Own it and label it
It occupies courage, and jokes are afraid to do it.
Thirty years ago, when there was an avalanche of e -mail on the horizon, I suggested that in any commercial e -electronic letter there is $ in the topic line. A simple way for email programs to filter it if you are not looking for it. Obviously, this did not gain popularity, but not because the recipients were against.
I regularly receive texts from people who pretend that they know me, or I sell something. They decided that the knowledge of someone’s contact information is the same as to have the right to steal their attention. If they were honest, we could make our own choice. When our first interaction shows that you are a liar, it is difficult to imagine that it comes well from there.

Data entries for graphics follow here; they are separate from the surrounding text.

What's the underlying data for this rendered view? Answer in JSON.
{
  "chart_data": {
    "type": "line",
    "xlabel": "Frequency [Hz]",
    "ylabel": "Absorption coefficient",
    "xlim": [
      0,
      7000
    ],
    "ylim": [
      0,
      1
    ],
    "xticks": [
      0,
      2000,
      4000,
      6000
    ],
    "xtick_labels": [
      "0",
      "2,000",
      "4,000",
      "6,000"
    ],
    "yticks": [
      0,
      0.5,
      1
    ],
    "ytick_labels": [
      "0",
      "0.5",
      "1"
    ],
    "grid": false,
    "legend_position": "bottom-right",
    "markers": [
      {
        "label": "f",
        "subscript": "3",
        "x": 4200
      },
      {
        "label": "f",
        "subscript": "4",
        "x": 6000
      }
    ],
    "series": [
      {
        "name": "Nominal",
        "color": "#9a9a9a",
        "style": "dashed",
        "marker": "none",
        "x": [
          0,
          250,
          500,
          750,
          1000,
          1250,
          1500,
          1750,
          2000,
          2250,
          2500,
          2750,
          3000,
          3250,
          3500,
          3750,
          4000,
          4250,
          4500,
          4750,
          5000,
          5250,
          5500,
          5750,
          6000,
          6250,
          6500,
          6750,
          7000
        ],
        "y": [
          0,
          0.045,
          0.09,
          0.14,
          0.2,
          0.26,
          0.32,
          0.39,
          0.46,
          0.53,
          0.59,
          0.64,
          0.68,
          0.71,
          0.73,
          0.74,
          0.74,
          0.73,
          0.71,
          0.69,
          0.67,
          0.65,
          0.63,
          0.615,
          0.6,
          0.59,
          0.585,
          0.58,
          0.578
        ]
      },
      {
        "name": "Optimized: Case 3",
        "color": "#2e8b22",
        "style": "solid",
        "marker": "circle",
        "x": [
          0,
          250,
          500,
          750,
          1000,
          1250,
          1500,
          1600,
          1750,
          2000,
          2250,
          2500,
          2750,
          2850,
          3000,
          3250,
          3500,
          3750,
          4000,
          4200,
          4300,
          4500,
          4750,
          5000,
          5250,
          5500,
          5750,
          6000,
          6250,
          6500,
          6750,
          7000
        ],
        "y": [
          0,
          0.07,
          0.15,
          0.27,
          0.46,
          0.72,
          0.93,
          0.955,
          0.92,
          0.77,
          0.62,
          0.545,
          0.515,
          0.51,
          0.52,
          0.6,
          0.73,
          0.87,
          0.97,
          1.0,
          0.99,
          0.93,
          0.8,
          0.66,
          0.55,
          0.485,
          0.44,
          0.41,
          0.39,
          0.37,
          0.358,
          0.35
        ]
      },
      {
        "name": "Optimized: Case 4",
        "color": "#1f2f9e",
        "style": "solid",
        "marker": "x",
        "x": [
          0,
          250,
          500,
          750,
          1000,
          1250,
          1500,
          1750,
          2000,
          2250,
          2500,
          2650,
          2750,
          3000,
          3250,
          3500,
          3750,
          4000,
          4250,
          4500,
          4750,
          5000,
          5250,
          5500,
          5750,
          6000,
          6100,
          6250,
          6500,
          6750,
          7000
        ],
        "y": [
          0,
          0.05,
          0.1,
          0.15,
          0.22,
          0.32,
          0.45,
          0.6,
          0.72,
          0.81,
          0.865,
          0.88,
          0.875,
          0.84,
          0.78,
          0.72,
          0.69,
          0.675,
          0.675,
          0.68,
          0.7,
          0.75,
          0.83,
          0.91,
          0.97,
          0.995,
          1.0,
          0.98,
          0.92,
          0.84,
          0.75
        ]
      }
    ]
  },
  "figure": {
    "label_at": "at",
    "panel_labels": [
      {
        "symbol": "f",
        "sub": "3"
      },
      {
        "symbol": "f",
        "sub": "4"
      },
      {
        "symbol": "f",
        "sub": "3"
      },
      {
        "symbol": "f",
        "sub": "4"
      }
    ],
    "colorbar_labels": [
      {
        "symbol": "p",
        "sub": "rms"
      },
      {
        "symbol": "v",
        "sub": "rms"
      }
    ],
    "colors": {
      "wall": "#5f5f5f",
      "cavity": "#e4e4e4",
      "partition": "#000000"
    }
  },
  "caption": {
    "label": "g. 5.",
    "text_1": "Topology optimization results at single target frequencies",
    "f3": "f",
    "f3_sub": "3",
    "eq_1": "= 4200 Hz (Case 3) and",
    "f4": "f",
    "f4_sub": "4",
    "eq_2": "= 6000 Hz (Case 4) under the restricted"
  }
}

Bruce Schneier has an insightful sentence: AI -generated voices should sound like robots (I’m not sure that his method chooses, but the idea is really smart). A strange valley is real – and when a computer sounds like a friendly person, we create disappointment and confusion, when it turns out that this is not so. A pleasant robot is still a robot, and we can answer accordingly.
[Trivia: all the AI computers in Star Trek were played by one person–Majel Barrett–over the course of many decades. The quality got better, but we could always tell it was the computer…]
If you need to pretend that your product is handmade or that you are a friend, or that it is a person on the other end of the line, you are pumping up.
Mages must hide. Marketers and technologists should serve. Turn on the light and clarify.
(And the social action is the only way to which this will happen is the crash theory of the game rewards people who are deceiving, so we must do it too expensive for this.)